Il est fort probable que le déficit en alpha-1-antitrypsine (DAAT) n’est souvent pas diagnostiqué, car il n’est pas recherché de manière ciblée. Le DAAT serait donc une maladie «rare» souvent non reconnue et sa prévalence serait nettement plus élevée que ce que l’on pensait jusqu’à présent. Il est important de reconnaître tôt le DAAT afin de pouvoir prévenir des maladies irréversibles des poumons et du foie en modifiant les comportements et en amorçant un traitement. L’image du patient caractéristique du DAAT – un homme de 50 ans fumeur et atteint d’emphysème – doit être considérée comme obsolète.
Le déficit en alpha-1-antitrypsine
L’alpha-1-antitrypsine (AAT) est le principal inhibiteur des protéases dans les poumons. En présence de DAAT, des modifications génétiques (>200 variantes ont été décrites)1 sur l’un (forme hétérozygote) ou les deux gènes de l’alpha-1-antitrypsine (forme homozygote ou hétérozygote «composée», SERPINA1) entraînent une composition incorrecte de l’AAT dans les cellules hépatiques, le principal site de production. Il en résulte une diminution ou une absence d’élimination de l’AAT ou la libération d’une AAT dysfonctionnelle dans la circulation. Il se forme ainsi un excès d’AAT dans les cellules hépatiques, ce qui entraîne la perte et la destruction de la fonction cellulaire. Il en résulte une augmentation du risque de fibrose hépatique (chez 20 à 36% des patients présentant le génotype Pi*ZZ le plus fréquent),2 de cirrhose du foie et également de carcinome hépatocellulaire (CHC) à partir de l’âge de 50 ans environ.3
D’autres facteurs de risque, comme le sexe masculin, l’obésité, le diabète ou la consommation d’alcool, contribuent à augmenter le risque pour le foie.2,3 Un premier pic d’atteinte hépatique concerne déjà les nourrissons.

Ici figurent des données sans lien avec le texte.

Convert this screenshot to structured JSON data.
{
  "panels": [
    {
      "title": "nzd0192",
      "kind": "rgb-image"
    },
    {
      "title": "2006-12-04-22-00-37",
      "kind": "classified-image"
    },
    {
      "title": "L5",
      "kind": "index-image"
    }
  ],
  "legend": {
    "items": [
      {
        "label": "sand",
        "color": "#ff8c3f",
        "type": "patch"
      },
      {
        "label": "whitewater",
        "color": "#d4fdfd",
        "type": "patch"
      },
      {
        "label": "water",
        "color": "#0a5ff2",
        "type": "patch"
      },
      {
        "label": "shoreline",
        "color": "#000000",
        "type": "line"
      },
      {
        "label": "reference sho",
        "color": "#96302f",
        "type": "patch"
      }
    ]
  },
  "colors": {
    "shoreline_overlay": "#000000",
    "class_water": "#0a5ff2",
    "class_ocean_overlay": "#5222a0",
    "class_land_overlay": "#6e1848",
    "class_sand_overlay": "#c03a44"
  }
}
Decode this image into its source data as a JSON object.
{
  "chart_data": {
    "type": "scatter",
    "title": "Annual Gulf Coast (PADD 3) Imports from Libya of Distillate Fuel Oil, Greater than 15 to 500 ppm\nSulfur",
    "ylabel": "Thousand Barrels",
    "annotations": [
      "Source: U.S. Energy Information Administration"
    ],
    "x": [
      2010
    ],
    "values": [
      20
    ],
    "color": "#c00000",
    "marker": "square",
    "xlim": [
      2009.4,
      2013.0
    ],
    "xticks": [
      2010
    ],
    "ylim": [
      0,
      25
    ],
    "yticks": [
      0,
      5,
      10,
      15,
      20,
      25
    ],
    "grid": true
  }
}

Dans une cohorte suédoise, 120 nouveau-nés sur 200000 (0,06%) ont été trouvés porteurs du type homozygote Pi*ZZ, dont 12% présentant un ictère prolongé (cholestase néonatale) et 2 à 3% ayant nécessité une transplantation hépatique en cas d’insuffisance hépatique.4
Le déficit en AAT dans le sang, et ainsi, au niveau du principal site d’action, les poumons, entraîne une absence d’effet antiprotéolytique, notamment vis-à-vis de l’élastase neutrophile (NE), ce qui favorise la destruction des sacs alvéolaires et la formation d’un emphysème pulmonaire.5 Le tabagisme par inhalation, en particulier, constitue pour les patients atteints de DAAT un facteur de risque majeur d’apparition d’un emphysème pulmonaire (précoce, même avant l’âge de 40 ans).6 Le DAAT peut être à l’origine d’environ 1% des cas de BPCO et d’environ 2% des cas d’emphysème.5
Dans l’ensemble, le DAAT présente une grande variabilité en termes de présentation clinique, allant de porteurs de gènes homozygotes asymptomatiques à des porteurs de gènes hétérozygotes (fumeurs) gravement atteints.7 La valeur du VEMS s’est avérée être un mauvais paramètre de substitution; chez les patients atteints de DAAT, la diffusion devrait être particulièrement étudiée.7
Chiffres de prévalence actuels
Il existe de nettes différences régionales dans la prévalence du DAAT dans le monde.8 Le variant M est le variant de type sauvage («normal»). Les variants cliniquement pertinents les plus fréquents dans le monde sont S et Z (entre 1 et 5% de la population; Tab. 1), suivis des variants plus rares (<1% de la population) F et I.1,3 La base de données ClinVar du National Center for Biotechnology Information (NCBI) répertorie aujourd’hui bien plus de 200 variants. Cependant, on estime que même dans les cas de DAAT graves, le nombre de cas non détectés est de 90%.1,2
Tab. 1: Fréquence et taux sériques des génotypes d’AAT les plus fréquents (modifié d’après Blanco I et al. 2017)8
La fréquence indiquée du gène Z (Pi*Z pour 1000 habitants) de 13 pour l’Europe centrale (DE, AT, CH, PL), de 20 pour l’Europe du Nord, de 17 pour l’Europe de l’Ouest, de 17 pour l’Europe du Sud et de 88 pour l’Europe de l’Est. La prévalence du DAAT grave (Pi*ZZ) et l’estimation du nombre de personnes touchées (entre parenthèses) pour les régions correspondantes sont de 1:5771 (Europe centrale; n=29903); 1:2041 (Europe du Nord; n=15553), 1:4992 (Europe occidentale; n=41046), 1:3785 (Europe du Sud; n=30118) et 1:35702 (Europe de l’Est; n=2954).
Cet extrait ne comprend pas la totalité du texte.